Awesome, thank you for more examples! One thing I am wondering, I was trying to look at the annotations, but I can not locate a VisitAnnotationNode or similar function. Did I miss something or do I have to access annotations differently?

pema99 commented 2 months ago

Annotations are represented as a field on variable declarator nodes https://github.com/pema99/UnityShaderParser/blob/85122ef88a417c4fae13bfa21656f23433d07774/UnityShaderParser/HLSL/HLSLSyntaxElements.cs#L754

HB-Stratos commented 1 month ago

Hey! I've been using the shader parser with success, however I've recently pulled some of my code into an include file, and changed the preprocessor from StripDirectives to ExpandAll. However, it seems to handle relative paths strangely. The analyzed shader makes reference to #include "../ComputeShaderLearning/WhiteNoise.cginc" , which errors out with DirectoryNotFoundException: Could not find a part of the path "H:\ComputeShaderLearning\WhiteNoise.cginc". System.IO.FileStream..ctor (System.String path, System.IO.FileMode mode, System.IO.FileAccess access, [,,,], H being the drive the files lay on. It seems to assume all paths are absolute paths, while at least unity can read the relative path perfectly well. Is there any way around this?

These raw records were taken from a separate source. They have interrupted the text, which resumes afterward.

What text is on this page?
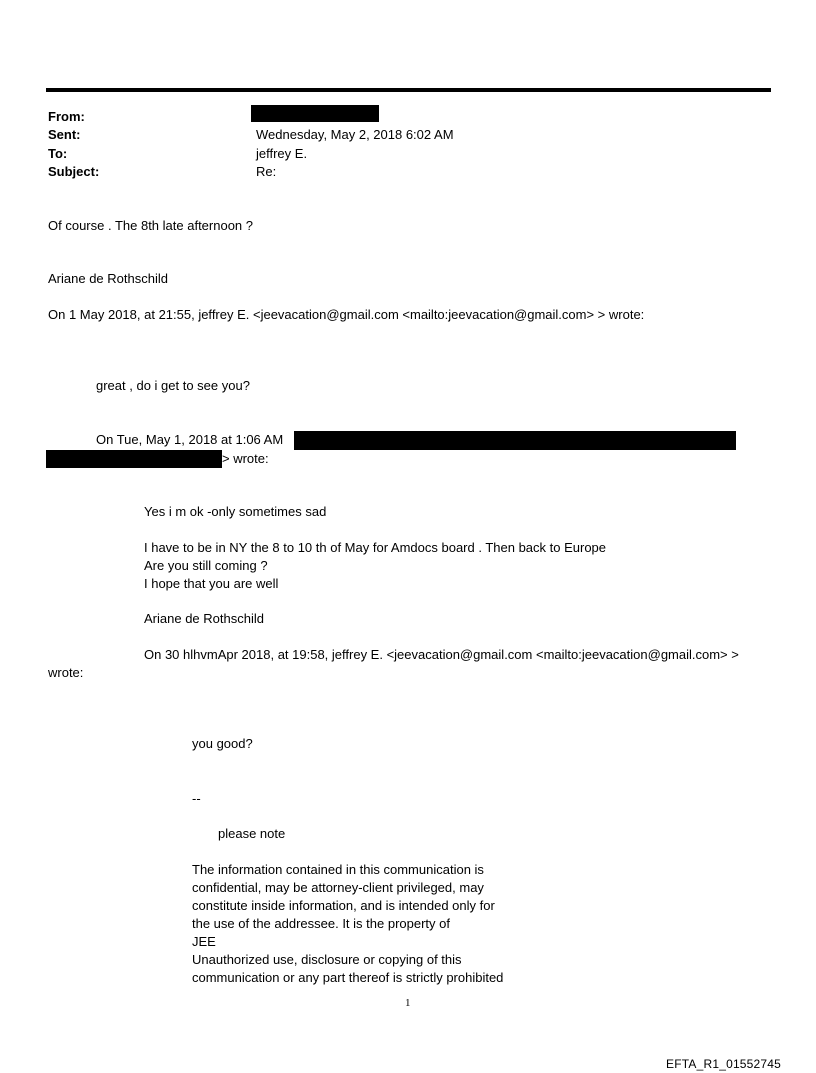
From:
Sent:
To:
Subject:
Wednesday, May 2, 2018 6:02 AM
jeffrey E.
Re:
Of course . The 8th late afternoon ?
Ariane de Rothschild
On 1 May 2018, at 21:55, jeffrey E. <jeevacation@gmail.com <mailto:jeevacation@gmail.com> > wrote:
great , do i get to see you?
On Tue, May 1, 2018 at 1:06 AM
> wrote:
Yes i m ok -only sometimes sad
I have to be in NY the 8 to 10 th of May for Amdocs board . Then back to Europe
Are you still coming ?
I hope that you are well
Ariane de Rothschild
On 30 hlhvmApr 2018, at 19:58, jeffrey E. <jeevacation@gmail.com <mailto:jeevacation@gmail.com> >
wrote:
you good?
--
please note
The information contained in this communication is
confidential, may be attorney-client privileged, may
constitute inside information, and is intended only for
the use of the addressee. It is the property of
JEE
Unauthorized use, disclosure or copying of this
communication or any part thereof is strictly prohibited
1
EFTA_R1_01552745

pema99 commented 1 month ago

You can customize the include resolving logic with this interface. Maybe you can figure it out. https://github.com/pema99/UnityShaderParser/blob/master/UnityShaderParser/HLSL/PreProcessor/IPreProcessorIncludeResolver.cs

The preprocessor calls it here https://github.com/pema99/UnityShaderParser/blob/master/UnityShaderParser/HLSL/PreProcessor/HLSLPreProcessor.cs#L167

I might look into reproing with the example you provided, maybe I don't handle .. correctly,

pema99 commented 1 month ago

Oh, actually, one thing that came to mind: If the shader file you are parsing isn't in the current working directory, you should set this property in the parser config https://github.com/pema99/UnityShaderParser/blob/master/UnityShaderParser/HLSL/HLSLParser.cs#L15

Otherwise the parser has no way of knowing where the file is, since you pass it text directly and not a path, so relative paths will be wrong.

HB-Stratos commented 1 month ago

I think base path will end up being the solution I need, that is currently not set and I'm feeding it a string. Current working dir is probably the unity base path, not the subdir path. So I'll need to set that. I'll try that out on monday when I'm back home, thank you!